As a Deputy Principal in a government high school in Australia, I was very keen to learn about the leadership and management aspects of Japanese government schools. It seems there are many similarities. The principals and deputies would love to spend more time on building capacity of staff and leading innovative learning practices but most of their time is devoted to management issues such as administration, building maintenance and day-to-day operations.
One major difference I have discovered is that to secure a promotional position, candidates must pass an exam. There does not appear to be an interview and application process.
It is also interesting to note that Japanese primary schools have a fully functional science lab for science lessons and that all teachers are expected to be able to teach the science content.
Both the teachers and leaders in the school were very interested in our pedagogy. Using inquiry based learning as a basis for developing critical thinking, is one of the major priorities in Australian and Japanese schools, and we were able to demonstrate the process in action. The Japanese lessons we observed were still very much teacher centred and so our approach generated much discussion. The teachers at the professional learning event also had questions about how to start an inquiry based approach.

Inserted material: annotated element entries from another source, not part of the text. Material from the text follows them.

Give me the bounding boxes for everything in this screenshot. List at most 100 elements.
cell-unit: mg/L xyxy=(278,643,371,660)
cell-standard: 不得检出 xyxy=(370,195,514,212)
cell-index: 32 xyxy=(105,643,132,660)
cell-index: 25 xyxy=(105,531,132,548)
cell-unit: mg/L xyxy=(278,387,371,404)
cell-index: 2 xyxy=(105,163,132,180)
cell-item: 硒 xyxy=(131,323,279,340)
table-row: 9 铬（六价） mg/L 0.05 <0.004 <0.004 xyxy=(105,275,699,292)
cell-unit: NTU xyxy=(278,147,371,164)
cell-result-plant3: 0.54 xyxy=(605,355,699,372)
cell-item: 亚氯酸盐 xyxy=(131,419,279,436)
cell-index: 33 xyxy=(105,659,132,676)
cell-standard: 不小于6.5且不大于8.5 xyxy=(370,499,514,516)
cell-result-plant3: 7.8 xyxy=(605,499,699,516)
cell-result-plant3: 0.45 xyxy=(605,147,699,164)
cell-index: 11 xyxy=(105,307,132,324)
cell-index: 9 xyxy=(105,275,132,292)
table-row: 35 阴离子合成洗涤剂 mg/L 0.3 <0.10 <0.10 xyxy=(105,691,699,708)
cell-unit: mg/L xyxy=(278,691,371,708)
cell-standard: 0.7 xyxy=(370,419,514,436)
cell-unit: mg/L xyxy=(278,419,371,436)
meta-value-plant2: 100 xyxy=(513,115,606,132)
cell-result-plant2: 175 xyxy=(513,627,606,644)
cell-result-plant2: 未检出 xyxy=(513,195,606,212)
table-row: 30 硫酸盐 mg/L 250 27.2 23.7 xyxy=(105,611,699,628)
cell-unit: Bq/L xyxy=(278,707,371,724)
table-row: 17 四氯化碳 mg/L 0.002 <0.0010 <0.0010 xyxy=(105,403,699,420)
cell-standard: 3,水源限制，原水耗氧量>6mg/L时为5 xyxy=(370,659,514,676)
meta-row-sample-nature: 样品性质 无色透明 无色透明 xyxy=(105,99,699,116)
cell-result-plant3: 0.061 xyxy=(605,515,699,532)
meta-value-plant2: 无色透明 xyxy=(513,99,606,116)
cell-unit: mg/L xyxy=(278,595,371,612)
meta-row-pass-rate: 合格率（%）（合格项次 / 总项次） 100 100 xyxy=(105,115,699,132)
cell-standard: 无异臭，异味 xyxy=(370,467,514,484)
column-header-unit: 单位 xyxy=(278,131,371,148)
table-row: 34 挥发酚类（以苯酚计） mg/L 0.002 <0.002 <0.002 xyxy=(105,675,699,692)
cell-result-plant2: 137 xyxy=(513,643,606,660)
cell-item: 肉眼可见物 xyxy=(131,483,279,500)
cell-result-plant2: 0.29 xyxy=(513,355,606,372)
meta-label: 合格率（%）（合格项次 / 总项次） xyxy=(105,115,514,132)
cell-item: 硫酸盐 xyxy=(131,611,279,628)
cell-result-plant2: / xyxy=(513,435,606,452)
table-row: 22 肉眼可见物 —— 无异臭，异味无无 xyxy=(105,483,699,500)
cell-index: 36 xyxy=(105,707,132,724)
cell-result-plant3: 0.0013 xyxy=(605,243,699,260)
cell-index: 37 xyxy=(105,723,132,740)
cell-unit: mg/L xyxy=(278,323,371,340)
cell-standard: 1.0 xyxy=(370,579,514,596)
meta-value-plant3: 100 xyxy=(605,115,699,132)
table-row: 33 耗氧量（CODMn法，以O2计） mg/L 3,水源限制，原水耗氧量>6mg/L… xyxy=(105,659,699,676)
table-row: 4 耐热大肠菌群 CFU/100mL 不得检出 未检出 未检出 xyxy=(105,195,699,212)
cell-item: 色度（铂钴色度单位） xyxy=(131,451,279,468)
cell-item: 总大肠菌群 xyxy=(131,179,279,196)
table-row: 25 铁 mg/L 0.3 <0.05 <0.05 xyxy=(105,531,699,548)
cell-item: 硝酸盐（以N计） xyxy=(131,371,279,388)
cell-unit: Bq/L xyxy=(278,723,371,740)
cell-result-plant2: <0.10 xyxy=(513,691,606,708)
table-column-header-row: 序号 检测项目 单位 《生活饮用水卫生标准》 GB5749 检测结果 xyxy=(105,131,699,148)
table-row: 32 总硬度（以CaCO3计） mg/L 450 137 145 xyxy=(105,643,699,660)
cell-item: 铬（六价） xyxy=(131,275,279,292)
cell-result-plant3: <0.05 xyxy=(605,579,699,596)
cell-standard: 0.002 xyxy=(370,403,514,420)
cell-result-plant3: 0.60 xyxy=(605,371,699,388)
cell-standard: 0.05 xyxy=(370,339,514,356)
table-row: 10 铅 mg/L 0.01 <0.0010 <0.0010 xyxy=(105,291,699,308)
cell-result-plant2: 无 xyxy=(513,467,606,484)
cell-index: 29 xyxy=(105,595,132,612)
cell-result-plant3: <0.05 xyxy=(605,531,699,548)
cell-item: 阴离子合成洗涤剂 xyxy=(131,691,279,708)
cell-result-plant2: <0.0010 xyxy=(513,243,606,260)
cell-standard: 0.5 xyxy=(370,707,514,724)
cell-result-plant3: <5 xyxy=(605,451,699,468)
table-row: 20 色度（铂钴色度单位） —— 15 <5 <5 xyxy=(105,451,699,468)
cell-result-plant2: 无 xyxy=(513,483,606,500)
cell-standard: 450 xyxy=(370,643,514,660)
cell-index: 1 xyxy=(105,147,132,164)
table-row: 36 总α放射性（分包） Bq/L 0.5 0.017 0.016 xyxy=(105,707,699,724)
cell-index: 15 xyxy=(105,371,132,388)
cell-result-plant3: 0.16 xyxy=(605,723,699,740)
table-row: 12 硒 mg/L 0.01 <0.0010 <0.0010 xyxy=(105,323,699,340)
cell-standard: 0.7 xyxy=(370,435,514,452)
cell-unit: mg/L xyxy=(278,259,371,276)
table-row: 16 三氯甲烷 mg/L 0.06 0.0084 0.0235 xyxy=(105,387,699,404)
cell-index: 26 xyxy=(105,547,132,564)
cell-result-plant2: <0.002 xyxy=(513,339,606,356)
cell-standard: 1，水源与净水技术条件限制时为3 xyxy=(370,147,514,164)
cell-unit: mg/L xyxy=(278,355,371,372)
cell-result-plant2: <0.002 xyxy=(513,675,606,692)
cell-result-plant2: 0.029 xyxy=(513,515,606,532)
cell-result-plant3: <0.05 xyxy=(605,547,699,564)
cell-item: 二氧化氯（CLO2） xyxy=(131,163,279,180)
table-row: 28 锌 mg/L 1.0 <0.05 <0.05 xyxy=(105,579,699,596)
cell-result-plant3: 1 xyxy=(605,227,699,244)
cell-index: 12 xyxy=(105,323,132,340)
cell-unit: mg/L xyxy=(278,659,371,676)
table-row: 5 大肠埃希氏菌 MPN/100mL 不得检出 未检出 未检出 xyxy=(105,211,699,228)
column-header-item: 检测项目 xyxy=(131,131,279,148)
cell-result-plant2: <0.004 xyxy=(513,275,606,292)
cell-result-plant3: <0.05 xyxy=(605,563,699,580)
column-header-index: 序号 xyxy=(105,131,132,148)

One innovation that the Japanese government has implemented to upskill its teachers of science in primary and junior high schools is to introduce a ‘core skills program’, where teachers undertake university certification courses including science communication, active learning in science and gifted and talented education. They then use these skills to build capacity in staff back at their own schools. There has been a high participation rate in this program, which indicates that Japanese teachers are ready and willing to develop innovative practices in their classrooms.